Nissan Motor Co. (7201), Japan’s second-largest carmaker, said a slump in demand in Thailand will undermine sales growth in Southeast Asia.
Sales in the five Southeast Asian countries of Indonesia, Malaysia, the Philippines, Thailand, and Vietnam, will probably reach 270,000 units in the 12 months ending March, compared with about 260,000 a year earlier, Takayuki Kimura, the Bangkok-based president of Nissan Motor Asia Pacific Co., said in an interview yesterday. That 4 percent projected increase trails Nissan’s forecast for global volume growth of 7.8 percent.
While sales in Thailand jumped 80 percent to 138,000 units in the year ended March, the total slumped to about 9,000 in the two months through May. May sales in Thailand were 4,550 units, Nissan said on June 10, citing “the expiration of the government’s first-car buyer incentive program” as hurting the sub-compact car segment.
“The Thai market, this fiscal year, has significantly dropped,” Kimura said in the central Vietnamese city of Danang, where Malaysia’s Tan Chong Group yesterday opened a $40 million plant that will produce Nissans.
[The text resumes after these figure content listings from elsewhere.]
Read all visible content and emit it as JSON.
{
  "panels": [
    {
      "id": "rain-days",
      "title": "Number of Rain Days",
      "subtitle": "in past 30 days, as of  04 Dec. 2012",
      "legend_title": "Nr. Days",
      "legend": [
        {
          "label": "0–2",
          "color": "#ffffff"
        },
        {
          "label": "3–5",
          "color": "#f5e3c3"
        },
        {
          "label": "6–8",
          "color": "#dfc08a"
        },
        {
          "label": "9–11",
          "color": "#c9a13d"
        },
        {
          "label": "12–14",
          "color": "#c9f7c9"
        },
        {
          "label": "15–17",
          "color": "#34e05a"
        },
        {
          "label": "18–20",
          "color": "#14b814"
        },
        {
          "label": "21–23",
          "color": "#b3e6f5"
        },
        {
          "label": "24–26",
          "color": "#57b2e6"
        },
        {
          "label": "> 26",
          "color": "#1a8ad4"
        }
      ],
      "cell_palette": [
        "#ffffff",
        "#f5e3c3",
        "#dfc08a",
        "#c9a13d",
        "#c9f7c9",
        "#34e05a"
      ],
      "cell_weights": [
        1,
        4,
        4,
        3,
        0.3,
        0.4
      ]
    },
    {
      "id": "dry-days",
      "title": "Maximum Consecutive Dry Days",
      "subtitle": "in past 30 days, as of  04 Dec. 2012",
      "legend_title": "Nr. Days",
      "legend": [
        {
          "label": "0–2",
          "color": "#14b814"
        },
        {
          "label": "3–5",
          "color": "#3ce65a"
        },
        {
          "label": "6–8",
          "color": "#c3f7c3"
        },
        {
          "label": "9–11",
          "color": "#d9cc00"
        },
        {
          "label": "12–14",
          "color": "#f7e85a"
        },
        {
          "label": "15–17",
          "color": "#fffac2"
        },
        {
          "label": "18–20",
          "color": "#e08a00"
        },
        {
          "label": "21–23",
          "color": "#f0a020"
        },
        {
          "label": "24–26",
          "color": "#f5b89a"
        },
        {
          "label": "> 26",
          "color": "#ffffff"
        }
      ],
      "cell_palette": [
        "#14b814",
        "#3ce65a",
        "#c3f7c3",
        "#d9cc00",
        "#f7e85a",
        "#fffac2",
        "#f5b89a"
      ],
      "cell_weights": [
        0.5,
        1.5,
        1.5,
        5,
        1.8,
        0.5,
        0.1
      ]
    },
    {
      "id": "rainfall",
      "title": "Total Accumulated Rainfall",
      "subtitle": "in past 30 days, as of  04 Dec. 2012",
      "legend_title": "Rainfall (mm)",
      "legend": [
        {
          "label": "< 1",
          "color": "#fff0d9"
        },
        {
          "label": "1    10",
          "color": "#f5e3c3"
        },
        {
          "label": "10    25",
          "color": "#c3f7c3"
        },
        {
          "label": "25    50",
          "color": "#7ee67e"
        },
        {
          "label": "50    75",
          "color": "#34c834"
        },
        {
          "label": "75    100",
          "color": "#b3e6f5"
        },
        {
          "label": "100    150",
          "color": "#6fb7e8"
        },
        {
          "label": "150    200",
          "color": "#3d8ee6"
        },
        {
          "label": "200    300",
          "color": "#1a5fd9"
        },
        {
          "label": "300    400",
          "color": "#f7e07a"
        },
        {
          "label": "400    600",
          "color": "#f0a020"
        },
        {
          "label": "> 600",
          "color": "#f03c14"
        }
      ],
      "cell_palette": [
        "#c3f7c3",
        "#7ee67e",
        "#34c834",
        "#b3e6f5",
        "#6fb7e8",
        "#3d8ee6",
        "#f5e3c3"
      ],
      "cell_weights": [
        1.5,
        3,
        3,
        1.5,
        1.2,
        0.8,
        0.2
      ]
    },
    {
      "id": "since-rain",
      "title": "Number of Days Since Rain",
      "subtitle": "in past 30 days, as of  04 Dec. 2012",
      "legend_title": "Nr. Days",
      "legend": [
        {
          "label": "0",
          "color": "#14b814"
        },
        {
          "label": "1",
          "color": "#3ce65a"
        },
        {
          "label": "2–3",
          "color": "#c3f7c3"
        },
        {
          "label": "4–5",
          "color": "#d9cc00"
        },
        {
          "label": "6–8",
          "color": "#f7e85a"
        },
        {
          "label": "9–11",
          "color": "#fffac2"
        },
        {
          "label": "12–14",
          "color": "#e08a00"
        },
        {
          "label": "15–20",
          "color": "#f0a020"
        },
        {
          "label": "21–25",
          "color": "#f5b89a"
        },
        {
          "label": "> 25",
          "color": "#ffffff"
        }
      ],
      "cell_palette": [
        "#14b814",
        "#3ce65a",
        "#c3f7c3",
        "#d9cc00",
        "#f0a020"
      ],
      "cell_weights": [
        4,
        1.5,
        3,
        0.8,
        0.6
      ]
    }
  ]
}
The Yokohama, Japan-based carmaker expects sales to recover to about 10,000 units a month in Thailand later in the year, according to Kimura.
“I’m a bit worried about Thai consumption,” said Santitarn Sathirathai, a Singapore-based economist at Credit Suisse Group AG. “Consumers leveraged to take advantage of this incentive scheme so debt-to-income levels have gone up, and together with some weaker farm income, consumer spending may be facing quite a headwind.”
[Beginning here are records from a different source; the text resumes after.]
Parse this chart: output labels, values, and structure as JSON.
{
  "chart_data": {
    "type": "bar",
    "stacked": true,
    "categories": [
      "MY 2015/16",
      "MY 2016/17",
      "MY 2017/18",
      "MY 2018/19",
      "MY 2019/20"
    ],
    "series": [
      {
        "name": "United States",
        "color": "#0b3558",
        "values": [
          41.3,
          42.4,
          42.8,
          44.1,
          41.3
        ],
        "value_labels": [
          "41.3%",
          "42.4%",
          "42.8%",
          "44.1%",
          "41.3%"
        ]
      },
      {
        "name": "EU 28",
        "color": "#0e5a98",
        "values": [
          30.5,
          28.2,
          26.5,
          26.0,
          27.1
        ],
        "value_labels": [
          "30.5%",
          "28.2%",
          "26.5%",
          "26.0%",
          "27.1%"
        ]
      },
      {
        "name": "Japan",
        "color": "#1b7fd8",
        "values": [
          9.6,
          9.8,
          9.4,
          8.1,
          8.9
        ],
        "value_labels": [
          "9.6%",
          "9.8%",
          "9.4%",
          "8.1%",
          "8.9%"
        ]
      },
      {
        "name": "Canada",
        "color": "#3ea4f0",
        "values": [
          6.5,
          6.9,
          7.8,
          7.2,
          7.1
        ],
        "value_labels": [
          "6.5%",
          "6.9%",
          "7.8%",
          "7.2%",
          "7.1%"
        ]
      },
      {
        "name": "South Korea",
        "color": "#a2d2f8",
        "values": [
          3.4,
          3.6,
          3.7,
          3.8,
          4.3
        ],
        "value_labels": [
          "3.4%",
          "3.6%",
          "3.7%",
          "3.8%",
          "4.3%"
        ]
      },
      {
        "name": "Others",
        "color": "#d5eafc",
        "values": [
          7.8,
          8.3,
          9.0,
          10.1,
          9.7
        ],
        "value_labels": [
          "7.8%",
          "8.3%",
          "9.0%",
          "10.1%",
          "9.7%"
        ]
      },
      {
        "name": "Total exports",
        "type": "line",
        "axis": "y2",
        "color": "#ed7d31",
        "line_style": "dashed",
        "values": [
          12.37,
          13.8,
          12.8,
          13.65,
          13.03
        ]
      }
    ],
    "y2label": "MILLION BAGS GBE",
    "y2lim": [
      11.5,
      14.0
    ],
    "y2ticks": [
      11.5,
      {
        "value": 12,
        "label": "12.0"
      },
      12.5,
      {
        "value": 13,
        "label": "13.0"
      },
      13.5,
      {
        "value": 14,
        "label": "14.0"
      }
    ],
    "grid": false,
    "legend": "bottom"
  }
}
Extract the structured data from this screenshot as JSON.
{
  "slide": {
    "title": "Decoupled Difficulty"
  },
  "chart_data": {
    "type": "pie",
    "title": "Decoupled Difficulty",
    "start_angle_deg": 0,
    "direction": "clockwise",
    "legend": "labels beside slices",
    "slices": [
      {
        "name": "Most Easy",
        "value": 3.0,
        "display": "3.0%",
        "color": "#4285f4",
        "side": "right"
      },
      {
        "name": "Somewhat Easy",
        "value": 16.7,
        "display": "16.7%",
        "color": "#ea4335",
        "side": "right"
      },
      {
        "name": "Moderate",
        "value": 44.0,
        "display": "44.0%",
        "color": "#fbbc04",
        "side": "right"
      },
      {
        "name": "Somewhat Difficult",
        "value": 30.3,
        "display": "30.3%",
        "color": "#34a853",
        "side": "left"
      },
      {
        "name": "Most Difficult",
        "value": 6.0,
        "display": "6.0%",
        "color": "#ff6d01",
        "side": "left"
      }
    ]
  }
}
Nissan, which is targeting annual sales of 500,000 vehicles in the five Southeast Asian countries in the year to March 2017 for 15 percent of the regional market, said its share will “significantly” increase to about 7 percent this year.
“We are on the right track” to reach the 500,000 units target, Kimura said.
Nissan expects sales in the region will see a “big jump” in 2014 with the introduction of the Datsun brand in Indonesia. The first Datsun model will meet the government’s incentive requirements in the country, Kimura said.
“The government has repeatedly said that in order to be categorized as a low-cost green car, your price must be below 100 million Indonesian rupiah ($10,175),” said Kimura. “So we are aiming at that price range.”